As noted earlier, the plaintiffs then appealed to the Supreme Court. For the Supreme Court to grant a writ of certiorari, at least four members of the Court must vote in favor of granting.[15] Only three did – Justices Alito, Thomas, and Roberts – with Justice Alito authoring a dissenting opinion.[16] Justice Alito finds numerous problems with the nature of the Ninth Circuit’s opinion, but his bigger problem is arguably with the attitude of his fellow justices in refusing to hear the case.  Alito expresses concerns that Christian pharmacists will be made unemployable if they object to selling “abortifacients.”[17] This is due to the fact that the regulation would allow an individual pharmacist to refuse to fill a prescription she has a moral objection to, but would force the pharmacy to account for that and provide for a pharmacist that would fill such a prescription.[18] Alito cites the findings of the District Court as to the neutrality (or lack thereof) of the regulation, saying that “regulations were adopted with the ‘predominant purpose’ to ‘stamp out the right to refuse’ to dispense emergency contraceptives for religious reasons.”[19] The opinion also finds the “inability to pay” exemption particularly problematic.[20] Alito’s problem with this exemption is that it extends beyond “denying service to customers who won’t pay” and allows pharmacies to refuse to fill prescriptions for patients because the pharmacy does not accept the patient’s insurance.[21] Alito’s treatment of this exemption ignores the complex nature of the interactions between pharmacies and insurance providers, but that is beyond the scope of this writing.[22] In the end, Alito goes so far as to say “[t]he bottom line is clear: Washington would rather have no pharmacy than one that doesn’t toe the line on abortifacient emergency contraceptives.”[23]

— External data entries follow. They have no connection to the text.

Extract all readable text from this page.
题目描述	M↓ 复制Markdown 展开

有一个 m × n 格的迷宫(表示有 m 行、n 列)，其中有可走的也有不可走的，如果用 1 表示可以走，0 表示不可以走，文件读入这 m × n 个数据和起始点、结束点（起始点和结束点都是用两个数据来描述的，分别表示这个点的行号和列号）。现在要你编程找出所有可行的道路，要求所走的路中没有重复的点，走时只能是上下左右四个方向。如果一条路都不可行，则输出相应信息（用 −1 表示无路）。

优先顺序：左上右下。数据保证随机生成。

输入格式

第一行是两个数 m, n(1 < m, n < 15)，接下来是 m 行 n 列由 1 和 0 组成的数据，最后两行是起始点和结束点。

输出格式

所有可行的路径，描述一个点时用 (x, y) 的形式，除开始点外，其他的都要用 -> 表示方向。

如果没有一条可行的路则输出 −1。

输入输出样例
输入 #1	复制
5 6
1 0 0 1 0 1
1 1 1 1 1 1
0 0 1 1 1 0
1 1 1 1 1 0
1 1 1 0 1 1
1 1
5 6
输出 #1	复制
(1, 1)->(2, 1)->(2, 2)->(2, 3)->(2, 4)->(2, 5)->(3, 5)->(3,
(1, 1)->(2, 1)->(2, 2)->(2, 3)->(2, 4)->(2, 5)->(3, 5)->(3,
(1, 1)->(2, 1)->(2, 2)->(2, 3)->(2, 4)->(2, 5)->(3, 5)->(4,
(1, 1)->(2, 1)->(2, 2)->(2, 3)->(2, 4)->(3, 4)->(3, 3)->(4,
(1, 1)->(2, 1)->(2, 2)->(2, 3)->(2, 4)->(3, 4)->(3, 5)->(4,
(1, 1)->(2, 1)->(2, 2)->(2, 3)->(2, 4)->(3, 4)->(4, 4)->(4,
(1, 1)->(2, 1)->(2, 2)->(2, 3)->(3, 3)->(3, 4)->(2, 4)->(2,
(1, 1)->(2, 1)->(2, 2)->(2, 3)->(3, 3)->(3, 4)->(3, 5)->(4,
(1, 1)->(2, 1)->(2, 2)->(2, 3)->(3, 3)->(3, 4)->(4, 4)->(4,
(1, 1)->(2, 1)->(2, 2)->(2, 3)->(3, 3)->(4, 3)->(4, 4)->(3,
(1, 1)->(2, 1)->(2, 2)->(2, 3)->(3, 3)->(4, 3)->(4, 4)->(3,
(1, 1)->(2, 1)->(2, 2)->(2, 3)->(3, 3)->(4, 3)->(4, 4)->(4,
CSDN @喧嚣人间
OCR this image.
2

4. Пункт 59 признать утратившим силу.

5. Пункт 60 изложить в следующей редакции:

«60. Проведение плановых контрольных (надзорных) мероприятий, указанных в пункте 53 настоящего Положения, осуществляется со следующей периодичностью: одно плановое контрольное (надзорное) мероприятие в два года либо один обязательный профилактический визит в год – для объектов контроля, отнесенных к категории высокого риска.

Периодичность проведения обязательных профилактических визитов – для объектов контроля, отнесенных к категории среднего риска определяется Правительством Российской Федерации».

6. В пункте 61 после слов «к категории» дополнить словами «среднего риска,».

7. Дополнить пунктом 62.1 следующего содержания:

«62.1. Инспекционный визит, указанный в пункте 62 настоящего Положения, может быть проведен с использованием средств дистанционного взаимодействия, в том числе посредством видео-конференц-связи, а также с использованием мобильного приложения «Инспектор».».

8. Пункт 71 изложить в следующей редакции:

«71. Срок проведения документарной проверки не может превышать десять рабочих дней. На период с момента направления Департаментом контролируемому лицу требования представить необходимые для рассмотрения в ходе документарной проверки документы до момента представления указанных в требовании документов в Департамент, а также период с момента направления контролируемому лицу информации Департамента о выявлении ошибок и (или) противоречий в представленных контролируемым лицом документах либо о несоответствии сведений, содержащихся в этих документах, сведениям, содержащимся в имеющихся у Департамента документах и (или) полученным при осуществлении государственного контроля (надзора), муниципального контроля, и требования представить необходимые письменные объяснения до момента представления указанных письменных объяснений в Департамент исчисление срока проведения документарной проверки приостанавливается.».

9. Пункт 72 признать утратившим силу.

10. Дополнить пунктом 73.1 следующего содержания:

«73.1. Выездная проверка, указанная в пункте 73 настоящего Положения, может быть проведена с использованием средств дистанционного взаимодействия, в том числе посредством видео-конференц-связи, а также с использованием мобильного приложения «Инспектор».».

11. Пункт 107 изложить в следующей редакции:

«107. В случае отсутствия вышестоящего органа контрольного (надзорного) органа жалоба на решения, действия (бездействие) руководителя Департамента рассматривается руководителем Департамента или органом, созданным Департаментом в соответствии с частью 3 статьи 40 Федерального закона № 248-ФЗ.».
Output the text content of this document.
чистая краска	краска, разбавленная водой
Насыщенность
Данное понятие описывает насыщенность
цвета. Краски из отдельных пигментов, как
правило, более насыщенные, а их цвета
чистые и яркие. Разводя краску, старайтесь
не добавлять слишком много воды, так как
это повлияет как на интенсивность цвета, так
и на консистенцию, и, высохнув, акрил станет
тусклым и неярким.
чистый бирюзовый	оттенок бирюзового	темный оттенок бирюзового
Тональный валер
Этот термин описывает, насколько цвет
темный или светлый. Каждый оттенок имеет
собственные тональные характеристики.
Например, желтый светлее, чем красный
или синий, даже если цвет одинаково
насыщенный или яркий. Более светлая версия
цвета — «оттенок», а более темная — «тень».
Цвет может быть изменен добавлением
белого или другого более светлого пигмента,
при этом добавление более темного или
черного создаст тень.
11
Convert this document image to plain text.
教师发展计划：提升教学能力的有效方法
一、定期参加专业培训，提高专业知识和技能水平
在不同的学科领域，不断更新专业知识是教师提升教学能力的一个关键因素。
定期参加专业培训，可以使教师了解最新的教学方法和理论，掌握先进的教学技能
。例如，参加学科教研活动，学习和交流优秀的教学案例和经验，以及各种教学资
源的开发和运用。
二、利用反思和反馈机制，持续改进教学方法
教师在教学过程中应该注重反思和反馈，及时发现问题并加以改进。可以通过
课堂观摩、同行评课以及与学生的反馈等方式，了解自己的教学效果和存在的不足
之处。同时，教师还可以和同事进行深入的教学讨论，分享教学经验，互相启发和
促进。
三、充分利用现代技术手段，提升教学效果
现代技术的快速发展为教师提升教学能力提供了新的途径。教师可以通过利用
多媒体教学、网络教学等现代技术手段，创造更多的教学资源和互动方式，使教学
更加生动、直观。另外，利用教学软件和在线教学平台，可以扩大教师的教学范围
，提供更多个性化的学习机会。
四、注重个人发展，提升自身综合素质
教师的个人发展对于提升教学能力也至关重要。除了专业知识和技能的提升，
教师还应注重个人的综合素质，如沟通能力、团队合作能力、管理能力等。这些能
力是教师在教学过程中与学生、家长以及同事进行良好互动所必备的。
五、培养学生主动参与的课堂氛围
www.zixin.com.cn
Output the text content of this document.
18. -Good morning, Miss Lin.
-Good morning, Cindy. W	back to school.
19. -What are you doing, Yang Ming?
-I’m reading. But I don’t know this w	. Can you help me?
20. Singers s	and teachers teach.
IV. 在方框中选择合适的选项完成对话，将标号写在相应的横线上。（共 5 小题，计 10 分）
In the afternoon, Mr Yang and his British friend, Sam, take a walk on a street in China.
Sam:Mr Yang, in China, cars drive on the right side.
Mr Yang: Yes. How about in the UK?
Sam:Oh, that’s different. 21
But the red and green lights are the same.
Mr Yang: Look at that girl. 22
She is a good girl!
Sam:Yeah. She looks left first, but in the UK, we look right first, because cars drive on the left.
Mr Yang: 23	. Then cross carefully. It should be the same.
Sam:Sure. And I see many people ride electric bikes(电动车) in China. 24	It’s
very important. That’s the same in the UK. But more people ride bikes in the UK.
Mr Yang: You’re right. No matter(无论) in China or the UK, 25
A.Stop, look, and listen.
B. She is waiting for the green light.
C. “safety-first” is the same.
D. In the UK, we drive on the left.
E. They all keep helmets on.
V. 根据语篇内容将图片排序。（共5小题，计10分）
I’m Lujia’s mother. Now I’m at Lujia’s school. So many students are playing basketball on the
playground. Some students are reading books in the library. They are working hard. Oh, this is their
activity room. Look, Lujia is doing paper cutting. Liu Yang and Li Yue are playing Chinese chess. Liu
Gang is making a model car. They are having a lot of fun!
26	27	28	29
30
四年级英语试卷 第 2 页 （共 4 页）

Reactions to the Ninth Circuit’s decision and the Supreme Court’s refusal to grant certiorari have varied wildly. Some have viewed the decisions as an indication that “anti-Christian bigots” now have the force of law behind them, at least in the Ninth Circuit.[24] Commentators on the other side of the spectrum have characterized the reactions of right-wing commentators as “melodramatic” and “silly.”[25] Moreover, some have criticized the lawsuit itself as a “poor vehicle for resolving questions about the Free Exercise clause,” as the regulations had been in place for a year by the time the suit was filed, and the plaintiff-pharmacy had not been penalized in any way for their practice of “facilitated referrals.”[26] In the end, the concern that Christians will no longer be able to pursue careers as pharmacists is in all likelihood entirely overblown. More importantly, the people of the state of Washington will likely now have an easier time obtaining Plan-B.

[1] Stormans, Inc. v. Wiesman, 136 S. Ct. 2433.

[2] Id. at 2435.

[3] Id. at 2436.

[4] Id.

[5] Stormans, Inc. v. Wiesman 794 F.3d 1064, at 1073, 1074.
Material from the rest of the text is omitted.